Engage, Relate, Connect Using Your Power Stories
Prepare for your next interview by crafting a few memorable, personal, and succinct stories from your job experiences and accomplishments that will hold the interviewer's attention and help them think hard about offering you a position.
They already read your resume. That's how you got the interview. Use the interview to show off your communication skills and let them see you how you would mix well with other employees and clients. It's your chance to close the sale. A good salesperson sells customers on the experience, the benefits, how it will make their life better, easier, richer, and how it will meet their needs.
Begin with the End in Mind
Traditionally, the story strategy is to build your message, one chronological point at a time - in much the same way that a resumé would - from college up to yesterday. Stephen Covey said, “Begin with the end in mind”. What if you open with your values and describe how you can serve your next employer - then the stories support your point? Consider the authentic story that will serve your intentions: lead with your values and let your stories support what matters most to you. Think of a situation or circumstance that illustrates how you behaved under pressure, how you solved a problem, how you created a new opportunity. And be sure you share these experiences, so the interviewer has something to relate to.
Focus on Highlights Not Chronological Order
What’s the episode in your life that really illustrates who you are, what you can do, and what you stand for? Sure, you can walk someone through your career history in chronological order - but how will the Interviewer decide what the highlights are? Consider this prompt: “I’ll never forget the time when...” and access moments where you performed at your best, in the face of adversity and challenges.
Utilize Power Stories
With power stories, you can prove the abilities you claimed in your pitch/resume and the promise behind your personal “brand.” Power stories are effective templates that help relate examples of your experience in a way that is both easy to deliver and easy to understand. These power stories can highlight skills that are transferable across industry boundaries. Don’t worry if your stories don’t include an example of your curing cancer. Your story does not have to have worldwide significance. It only needs to highlight the skill you are targeting. Use the following rules to craft and deliver your stories.
Key rule #1: Don’t ramble. Remember, real-life examples are not “war stories.” They have a specific purpose. With just a dash of drama, everything you say should help concisely explain the decisions, behavior, or results that are relevant to your overall point. If it doesn’t, then take it out.
Key Rule #2: Relax and remember to listen. Power stories work best when they are relevant and seem unforced. Use them not only to respond to an interviewer’s questions but also to volunteer examples that address issues the interviewer has mentioned.

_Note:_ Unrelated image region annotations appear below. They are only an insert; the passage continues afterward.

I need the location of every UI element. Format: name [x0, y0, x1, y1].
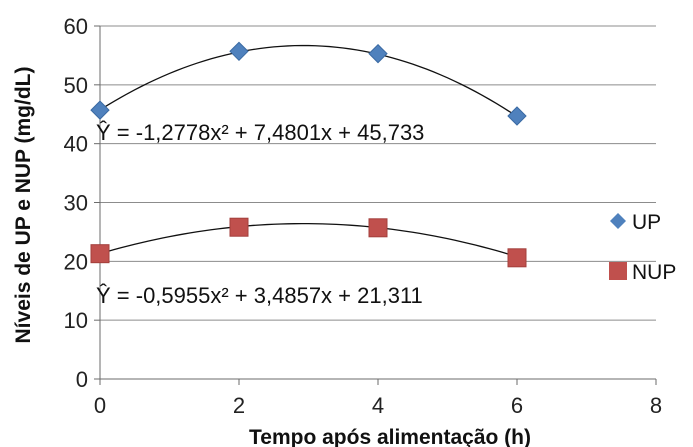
gridlines	[100, 25, 656, 321]
point-up-0	[90, 100, 110, 120]
trendline-up	[99, 44, 518, 118]
legend-marker-nup	[609, 262, 627, 280]
y-tick-label-0: 0	[76, 367, 88, 392]
data-points	[90, 41, 527, 268]
y-axis-title: Níveis de UP e NUP (mg/dL)	[12, 67, 35, 344]
point-up-1	[229, 41, 249, 62]
trendlines	[99, 44, 518, 258]
axes	[94, 25, 657, 385]
point-nup-2	[368, 218, 388, 238]
point-up-3	[507, 106, 527, 126]
trendline-nup	[99, 222, 518, 258]
y-tick-label-10: 10	[64, 308, 88, 333]
x-axis-title: Tempo após alimentação (h)	[249, 426, 531, 447]
legend-marker-up	[610, 213, 626, 229]
point-nup-1	[229, 217, 249, 237]
x-tick-label-0: 0	[94, 393, 106, 418]
point-up-2	[368, 43, 388, 64]
y-tick-label-40: 40	[64, 132, 88, 157]
legend-label-up: UP	[632, 211, 661, 234]
x-tick-label-4: 4	[372, 393, 384, 418]
x-tick-label-2: 2	[233, 393, 245, 418]
point-nup-0	[90, 244, 110, 264]
y-tick-label-20: 20	[64, 249, 88, 274]
tick-labels: 0 10 20 30 40 50 60 0 2 4 6 8	[64, 14, 663, 418]
equation-nup: Ŷ = -0,5955x² + 3,4857x + 21,311	[96, 283, 423, 308]
equation-up: Ŷ = -1,2778x² + 7,4801x + 45,733	[96, 120, 424, 145]
y-tick-label-50: 50	[64, 73, 88, 98]
legend: UP NUP	[609, 211, 676, 284]
x-tick-label-6: 6	[511, 393, 523, 418]
equations: Ŷ = -1,2778x² + 7,4801x + 45,733 Ŷ = -0,5…	[96, 120, 424, 308]
point-nup-3	[507, 248, 527, 268]
legend-label-nup: NUP	[632, 261, 676, 284]
y-tick-label-30: 30	[64, 191, 88, 216]
x-tick-label-8: 8	[650, 393, 662, 418]
y-tick-label-60: 60	[64, 14, 88, 39]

Key Rule #3: Deliver it with finesse. A power story should be written out in conversational language, then practiced aloud until it becomes effortless. Ideally, a power story should be less than two minutes long, and you should have six to 10 of them ready in your arsenal. After you’ve told your prepared story, STOP. The interviewer then can move on to other topics or ask more questions if he or she wants more details.
When asked questions, have a story, and deliver it with finesse. Real-life professional stories allow the interviewer to envision the scenario and if the example is interesting you secure the interviewer’s attention and keep it with every twist and turn of the story. Everybody loves a happy ending – and stories ending with a “win” are distinctly more memorable than bullet points. And what you want is for the interviewer to remember you and what you said AFTER the interview is over.